Un premier jet n'est jamais le poème fini — il en est la matière première. Voici comment le retravailler sans le dénaturer.
Laissez reposer avant de relire
Un texte relu immédiatement après l'avoir écrit se juge mal : on lit encore ce qu'on voulait dire, pas ce qui est réellement écrit. Un jour d'écart, parfois quelques heures, suffit à retrouver un œil neuf.
Faites une passe par problème, jamais toutes en même temps
Relire en cherchant à la fois le rythme, le sens, les rimes et les répétitions noie l'attention. Une première passe pour le sens : chaque vers dit-il vraiment ce que vous vouliez ? Une seconde pour le son : lu à voix haute, où le texte trébuche-t-il ? Une troisième pour la forme, si le poème en a une : la métrique et les rimes tiennent-elles ?
Traquez les mots qui ne travaillent pas
Les adjectifs vagues (« beau », « triste », « grand ») et les adverbes en -ment sont souvent les premiers à pouvoir disparaître sans perte : ils décrivent une émotion au lieu de la montrer par une image concrète.
Coupez la première et la dernière strophe, pour voir
Beaucoup de poèmes ne commencent vraiment qu'à leur deuxième strophe — la première n'étant qu'une mise en jambe que l'auteur s'accordait avant d'entrer dans le vif du texte.
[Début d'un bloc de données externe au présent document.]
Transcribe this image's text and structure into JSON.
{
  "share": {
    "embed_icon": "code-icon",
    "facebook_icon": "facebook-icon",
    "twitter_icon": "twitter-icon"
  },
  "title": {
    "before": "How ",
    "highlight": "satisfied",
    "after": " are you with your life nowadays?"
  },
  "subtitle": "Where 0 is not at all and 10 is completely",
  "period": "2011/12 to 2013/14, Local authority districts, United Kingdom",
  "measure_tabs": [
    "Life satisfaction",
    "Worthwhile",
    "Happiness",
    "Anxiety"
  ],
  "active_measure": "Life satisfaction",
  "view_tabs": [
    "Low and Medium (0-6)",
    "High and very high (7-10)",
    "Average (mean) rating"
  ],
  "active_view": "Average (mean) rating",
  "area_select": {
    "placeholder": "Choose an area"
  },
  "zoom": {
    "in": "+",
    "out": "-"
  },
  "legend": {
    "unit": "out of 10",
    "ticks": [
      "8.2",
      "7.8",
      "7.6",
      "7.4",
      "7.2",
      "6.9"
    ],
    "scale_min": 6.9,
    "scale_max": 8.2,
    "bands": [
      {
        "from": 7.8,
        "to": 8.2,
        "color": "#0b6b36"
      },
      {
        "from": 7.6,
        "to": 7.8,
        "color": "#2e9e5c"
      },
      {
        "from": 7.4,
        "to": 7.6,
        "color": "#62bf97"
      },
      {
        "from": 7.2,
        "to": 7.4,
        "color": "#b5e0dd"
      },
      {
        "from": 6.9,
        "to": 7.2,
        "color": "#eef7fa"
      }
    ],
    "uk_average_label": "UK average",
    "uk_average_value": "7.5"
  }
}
Retirez-la, et vérifiez si le poème perd réellement quelque chose.
Utilisez l'analyse comme un miroir, pas comme un juge
Dans La Plume, relancer l'analyse d'un poème en cours de révision montre en direct l'effet de chaque changement sur le rythme et les rimes : un vers raccourci de deux syllabes, une rime remplacée — l'outil affiche aussitôt le nouveau résultat, ce qui rend les essais beaucoup plus rapides qu'un comptage manuel à chaque version.
Améliorer un poème n'est pas le trahir : c'est enlever ce qui empêchait le texte de dire clairement ce qu'il voulait déjà dire.